The agreement will spur momentum in global climate negotiations
The bilateral accord could serve as the critical tipping point in the lead up to and finalization of a new legally binding multilateral agreement to replace the Kyoto Protocol at the upcoming United Nations Climate Change Conference in 2015. At the 2009 climate summit in Copenhagen, the U.S. and China, along with a few other countries were the nations to watch. Not only did they negotiate the final deal, but it was clear that all other chess pieces would lie dormant until these nations made a move. One can only hope that a new international climate agreement will go far beyond the commitments in the US-China deal but at least climate negotiators can let out a little exhale that the U.S. and China may come to the table in Lima next month and Paris next year with more latitude than ever before.
Serve as a tool for the Obama-led administration against climate critics in Congress.
Both Congress and U.S. industry have consistency lobbied against international climate initiatives often citing China as a reason to resist action. Lawmakers and climate opponents have long argued that the U.S. shouldn’t take steps to further reduce our carbon footprint if other nations, such as China and India are unwilling to act. As U.S. Senator Menendez wrote in response to news of the historic agreement, “the Obama Administration’s work to secure this agreement signals that China can no longer be used as an excuse to not act on global warming.” Climate opponents may now have to busy themselves trying to refute the science rather than lobby arguments against a response based on others’ inaction.

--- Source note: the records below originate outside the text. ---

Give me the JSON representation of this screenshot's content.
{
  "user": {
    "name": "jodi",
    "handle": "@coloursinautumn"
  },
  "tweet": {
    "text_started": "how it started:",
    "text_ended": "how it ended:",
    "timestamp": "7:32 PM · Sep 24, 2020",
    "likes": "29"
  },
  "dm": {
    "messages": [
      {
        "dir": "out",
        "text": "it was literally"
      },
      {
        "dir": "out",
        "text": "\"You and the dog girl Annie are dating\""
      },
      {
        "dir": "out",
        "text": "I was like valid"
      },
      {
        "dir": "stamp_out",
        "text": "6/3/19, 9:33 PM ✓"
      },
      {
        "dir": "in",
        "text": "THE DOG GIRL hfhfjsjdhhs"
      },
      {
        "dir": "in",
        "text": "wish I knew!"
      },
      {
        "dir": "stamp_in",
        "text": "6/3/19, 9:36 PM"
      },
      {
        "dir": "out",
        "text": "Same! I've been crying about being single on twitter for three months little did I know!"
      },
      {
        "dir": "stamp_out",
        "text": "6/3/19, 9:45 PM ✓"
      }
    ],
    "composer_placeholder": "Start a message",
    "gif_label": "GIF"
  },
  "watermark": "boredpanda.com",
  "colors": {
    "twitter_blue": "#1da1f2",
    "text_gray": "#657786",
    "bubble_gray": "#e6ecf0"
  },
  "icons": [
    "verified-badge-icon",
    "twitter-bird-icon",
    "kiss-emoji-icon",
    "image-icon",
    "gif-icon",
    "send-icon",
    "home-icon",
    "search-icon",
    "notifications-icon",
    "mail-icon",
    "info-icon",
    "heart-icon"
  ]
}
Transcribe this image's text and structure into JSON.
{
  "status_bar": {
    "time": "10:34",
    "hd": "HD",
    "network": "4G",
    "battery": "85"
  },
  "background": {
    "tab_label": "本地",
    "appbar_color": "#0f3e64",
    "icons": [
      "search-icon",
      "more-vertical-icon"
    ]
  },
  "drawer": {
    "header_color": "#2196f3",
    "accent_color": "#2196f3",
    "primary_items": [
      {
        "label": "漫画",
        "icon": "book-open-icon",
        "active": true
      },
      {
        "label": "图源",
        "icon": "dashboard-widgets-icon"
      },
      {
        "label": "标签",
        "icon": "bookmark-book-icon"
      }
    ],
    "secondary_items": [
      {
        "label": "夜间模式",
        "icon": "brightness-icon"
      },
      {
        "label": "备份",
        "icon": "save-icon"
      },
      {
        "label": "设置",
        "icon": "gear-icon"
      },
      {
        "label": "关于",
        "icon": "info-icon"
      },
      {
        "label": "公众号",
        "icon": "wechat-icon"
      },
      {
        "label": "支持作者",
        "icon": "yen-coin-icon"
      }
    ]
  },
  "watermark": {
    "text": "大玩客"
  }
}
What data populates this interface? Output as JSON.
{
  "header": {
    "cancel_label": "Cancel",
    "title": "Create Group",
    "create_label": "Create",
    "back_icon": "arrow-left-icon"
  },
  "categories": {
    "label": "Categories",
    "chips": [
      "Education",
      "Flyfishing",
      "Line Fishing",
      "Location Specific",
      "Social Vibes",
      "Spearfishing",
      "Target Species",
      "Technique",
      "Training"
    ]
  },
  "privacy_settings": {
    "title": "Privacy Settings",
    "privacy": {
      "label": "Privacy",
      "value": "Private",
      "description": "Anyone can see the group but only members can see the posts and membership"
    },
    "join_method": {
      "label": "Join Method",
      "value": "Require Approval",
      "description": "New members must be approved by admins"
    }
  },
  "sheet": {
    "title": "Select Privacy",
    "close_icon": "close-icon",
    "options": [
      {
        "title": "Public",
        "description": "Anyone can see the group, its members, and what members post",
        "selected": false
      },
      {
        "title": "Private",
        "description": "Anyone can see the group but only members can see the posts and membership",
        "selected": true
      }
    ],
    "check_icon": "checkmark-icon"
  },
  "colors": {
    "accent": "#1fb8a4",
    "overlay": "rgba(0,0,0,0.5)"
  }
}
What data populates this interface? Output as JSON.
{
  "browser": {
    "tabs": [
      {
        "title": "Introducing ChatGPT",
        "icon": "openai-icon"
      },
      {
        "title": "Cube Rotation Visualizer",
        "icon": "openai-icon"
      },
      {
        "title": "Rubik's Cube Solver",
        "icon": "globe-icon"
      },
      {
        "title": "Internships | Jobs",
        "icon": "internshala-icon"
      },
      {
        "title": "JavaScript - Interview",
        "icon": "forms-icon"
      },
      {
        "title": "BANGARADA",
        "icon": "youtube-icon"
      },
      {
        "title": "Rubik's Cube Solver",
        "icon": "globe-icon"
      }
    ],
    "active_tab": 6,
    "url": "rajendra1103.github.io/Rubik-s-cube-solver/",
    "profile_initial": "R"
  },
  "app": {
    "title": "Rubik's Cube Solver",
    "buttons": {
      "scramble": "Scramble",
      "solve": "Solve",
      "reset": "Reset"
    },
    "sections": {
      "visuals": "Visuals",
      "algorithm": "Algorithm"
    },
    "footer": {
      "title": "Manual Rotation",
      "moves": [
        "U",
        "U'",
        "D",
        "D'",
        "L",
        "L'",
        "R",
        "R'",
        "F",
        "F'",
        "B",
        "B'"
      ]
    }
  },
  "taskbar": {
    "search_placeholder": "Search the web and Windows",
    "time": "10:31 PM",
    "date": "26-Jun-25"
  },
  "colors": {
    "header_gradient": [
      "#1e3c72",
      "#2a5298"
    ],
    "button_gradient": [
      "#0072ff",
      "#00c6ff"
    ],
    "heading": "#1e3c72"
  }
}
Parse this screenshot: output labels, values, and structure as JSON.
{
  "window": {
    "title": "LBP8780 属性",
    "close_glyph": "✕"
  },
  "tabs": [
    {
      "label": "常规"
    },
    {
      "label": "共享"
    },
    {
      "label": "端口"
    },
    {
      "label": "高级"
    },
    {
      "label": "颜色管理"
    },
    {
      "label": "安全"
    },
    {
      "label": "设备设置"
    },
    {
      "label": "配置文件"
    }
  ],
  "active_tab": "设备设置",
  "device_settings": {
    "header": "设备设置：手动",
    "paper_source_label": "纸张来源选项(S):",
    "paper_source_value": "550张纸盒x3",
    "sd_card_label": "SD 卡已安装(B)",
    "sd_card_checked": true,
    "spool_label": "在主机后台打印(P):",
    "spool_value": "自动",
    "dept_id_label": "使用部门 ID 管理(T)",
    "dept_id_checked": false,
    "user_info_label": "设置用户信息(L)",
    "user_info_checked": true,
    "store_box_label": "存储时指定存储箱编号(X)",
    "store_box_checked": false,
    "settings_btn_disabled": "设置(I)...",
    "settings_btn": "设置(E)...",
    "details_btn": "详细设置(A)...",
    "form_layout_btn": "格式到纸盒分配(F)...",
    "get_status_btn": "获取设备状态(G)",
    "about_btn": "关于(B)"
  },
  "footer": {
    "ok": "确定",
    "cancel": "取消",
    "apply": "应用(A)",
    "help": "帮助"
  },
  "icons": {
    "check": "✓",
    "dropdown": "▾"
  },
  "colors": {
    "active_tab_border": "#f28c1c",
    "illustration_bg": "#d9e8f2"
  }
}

Illustrates that in the lead up to a new internationally binding agreement, gains may be best made bi-laterally or unilaterally
Since the climate deal between US and China was announced, the internet has been abuzz trying to forecast how the US-China deal with pressure other countries into action. Peter Christoff, in his November 12th blog, states that the agreement “increases the pressure on Australia to bring substantial target commitments to the table in Paris in 2015…” Similarly, climate advocates and politicians in Canada are already using the gains made by the U.S. and China to pressure action at home. The former head of the federal Round Table on the Environment and Economy, David McLaughlin, said in an interview,“[i]t puts real pressure on Canada to up its climate game.” Likewise, the US-China success story is also being utilized to pressure other countries into action. For India, a country that has been in a long-standing dialogue with the US on climate change, a new deal on climate change that builds upon past smaller deals could be what’s next.